Die Tänzer scheren jetzt aus dem Zug aus. Zuerst verteilen sie sich, dann formieren sie sich allmählich zu einem Kreis um Salvatore. Sie fassen sich bei den Händen und drehen sich langsam um ihn, gehen im Rhythmus seiner Musik vor und zurück. Ein bezwingendes und geradezu hypnotisches Muster aus verschiedenen Schritten und genau festgelegten einheitlichen Bewegungen, die vom wechselnden Tempo der Musik bestimmt werden. So ein Tanz dauert durchschnittlich zwanzig Minuten, kann sich aber auch über eine Stunde hinziehen. Während wir auf die Ankunft des Brautpaars warten, löst sich eine Frau von ihrem Partner, geht in die Mitte des Kreises und tanzt allein vor dem Launeddaspieler. Es ist Borgia. Sobald das Saxhorn seine Angebetete erkennt, fleht er sie an, zu ihrem Tänzer zurückzugehen. Sie weigert sich verächtlich, und der junge Mann wird wütend. Als das Mädchen sich immer sinnlicher und zarter bewegt, wirft er sein Instrument auf den Boden und verschwindet niedergeschmettert.

Das Bankett

Jutta

Ich bin überrascht, wie beeindruckend dieser so urwüchsige Park ist, der unter dem Schutz der UNESCO steht. Tausende Korkeichen stehen darin und bieten Wildpferden Schatten vor der erbarmungslosen Sommersonne. Hohe Gräser sorgen für genügend Futter. Erstaunlich klein sind die Pferdchen, die so gar nicht scheu in kleinen Herden zwischen den Bäumen stehen. Man kann zu ihnen hingehen und sie streicheln. Sie scheinen Besucher gewöhnt zu sein und fürchten keine Gefahr von uns. Jede Menge Fohlen sind darunter, und ich verliebe mich augenblicklich in sie. Unbeeindruckt ziehen sie von Grashalm zu Grashalm, legen sich faul hin oder schlafen mal kurz eine Runde. Es ist ja schließlich schon Nachmittag. Ich hätte auch nichts dagegen, jetzt etwas zu essen und dann ein gemütliches Nickerchen zu machen!
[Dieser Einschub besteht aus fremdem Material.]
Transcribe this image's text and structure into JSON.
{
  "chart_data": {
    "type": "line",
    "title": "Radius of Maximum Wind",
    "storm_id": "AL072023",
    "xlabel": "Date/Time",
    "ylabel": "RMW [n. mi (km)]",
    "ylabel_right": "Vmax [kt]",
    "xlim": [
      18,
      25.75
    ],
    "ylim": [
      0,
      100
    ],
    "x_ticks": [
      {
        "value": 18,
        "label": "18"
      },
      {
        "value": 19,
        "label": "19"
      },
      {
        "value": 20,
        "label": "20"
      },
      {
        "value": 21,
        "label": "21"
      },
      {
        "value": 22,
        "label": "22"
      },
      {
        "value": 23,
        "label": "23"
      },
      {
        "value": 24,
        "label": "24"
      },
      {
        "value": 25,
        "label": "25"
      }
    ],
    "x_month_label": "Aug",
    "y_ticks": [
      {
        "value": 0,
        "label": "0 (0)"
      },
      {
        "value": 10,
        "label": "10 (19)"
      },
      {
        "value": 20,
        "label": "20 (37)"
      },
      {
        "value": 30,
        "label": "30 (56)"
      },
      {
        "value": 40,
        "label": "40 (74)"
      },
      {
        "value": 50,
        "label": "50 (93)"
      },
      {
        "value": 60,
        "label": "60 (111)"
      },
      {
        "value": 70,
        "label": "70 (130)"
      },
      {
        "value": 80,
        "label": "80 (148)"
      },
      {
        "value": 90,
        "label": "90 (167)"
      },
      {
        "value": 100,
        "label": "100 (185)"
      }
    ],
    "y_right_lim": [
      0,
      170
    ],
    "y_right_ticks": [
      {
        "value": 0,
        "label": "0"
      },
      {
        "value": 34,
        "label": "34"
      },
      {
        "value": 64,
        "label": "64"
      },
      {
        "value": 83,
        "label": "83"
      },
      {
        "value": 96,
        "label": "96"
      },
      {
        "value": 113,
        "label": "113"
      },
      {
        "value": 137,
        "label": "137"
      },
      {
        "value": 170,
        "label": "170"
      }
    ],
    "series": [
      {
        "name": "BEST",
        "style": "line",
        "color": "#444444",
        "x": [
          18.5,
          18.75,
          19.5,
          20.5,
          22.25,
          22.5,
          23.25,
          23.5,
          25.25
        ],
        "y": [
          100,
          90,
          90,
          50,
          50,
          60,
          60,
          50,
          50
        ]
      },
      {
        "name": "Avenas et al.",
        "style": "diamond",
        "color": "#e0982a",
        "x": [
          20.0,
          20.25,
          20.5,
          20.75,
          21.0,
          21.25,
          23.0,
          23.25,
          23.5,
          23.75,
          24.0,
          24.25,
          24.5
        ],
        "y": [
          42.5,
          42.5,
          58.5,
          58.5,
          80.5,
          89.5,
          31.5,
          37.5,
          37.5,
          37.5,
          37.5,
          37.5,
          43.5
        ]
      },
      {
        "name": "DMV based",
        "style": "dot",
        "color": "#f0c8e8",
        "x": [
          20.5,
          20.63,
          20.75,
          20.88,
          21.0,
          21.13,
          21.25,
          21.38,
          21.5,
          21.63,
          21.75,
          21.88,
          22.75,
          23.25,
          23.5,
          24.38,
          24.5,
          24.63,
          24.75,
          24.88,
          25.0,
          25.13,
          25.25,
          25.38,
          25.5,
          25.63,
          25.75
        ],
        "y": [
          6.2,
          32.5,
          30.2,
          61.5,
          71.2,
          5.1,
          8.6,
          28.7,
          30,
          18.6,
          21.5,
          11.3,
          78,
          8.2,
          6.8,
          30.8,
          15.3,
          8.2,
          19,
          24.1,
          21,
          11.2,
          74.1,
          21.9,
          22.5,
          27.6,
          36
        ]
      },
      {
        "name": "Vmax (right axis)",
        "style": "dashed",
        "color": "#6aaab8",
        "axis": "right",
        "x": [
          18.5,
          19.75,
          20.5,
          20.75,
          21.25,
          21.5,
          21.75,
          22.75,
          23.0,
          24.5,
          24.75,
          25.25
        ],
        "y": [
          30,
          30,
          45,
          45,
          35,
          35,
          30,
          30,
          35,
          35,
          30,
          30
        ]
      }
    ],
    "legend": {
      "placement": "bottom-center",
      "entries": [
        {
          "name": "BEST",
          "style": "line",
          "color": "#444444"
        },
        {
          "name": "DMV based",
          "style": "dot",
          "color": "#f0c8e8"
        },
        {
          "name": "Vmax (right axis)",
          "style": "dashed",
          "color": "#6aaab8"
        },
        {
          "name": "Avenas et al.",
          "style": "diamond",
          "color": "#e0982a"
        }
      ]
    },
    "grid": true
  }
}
Und dann sehe ich zu meiner großen Freude eine riesige weiß gedeckte Tafel, die zwischen den Eichen steht. Munter flattert ihr Tischtuch im Wind, und sie ist mit allen Gaben dieser Insel beladen. Dem Brautpaar ist die blumengeschmückte Mitte der Tafel zugedacht. Als sich die beiden setzen, kommt mein Schatz zu mir, gibt mir einen Kuss und macht mir ein Kompliment.

»Sei bella!«

Offensichtlich gefällt ihm meine Erscheinung, und auch er hat sich in Schale geschmissen und gibt ein erfreuliches Bild ab. Ja, dann können wir ja endlich Hochzeit feiern!

Kennen Sie italienische Filme aus den fünfziger Jahren? Häufig mit Sophia Loren und Marcello Mastroianni? Genau wie in diesen Filmen verläuft der heutige Nachmittag. Nur in Farbe und nicht in Schwarzweiß.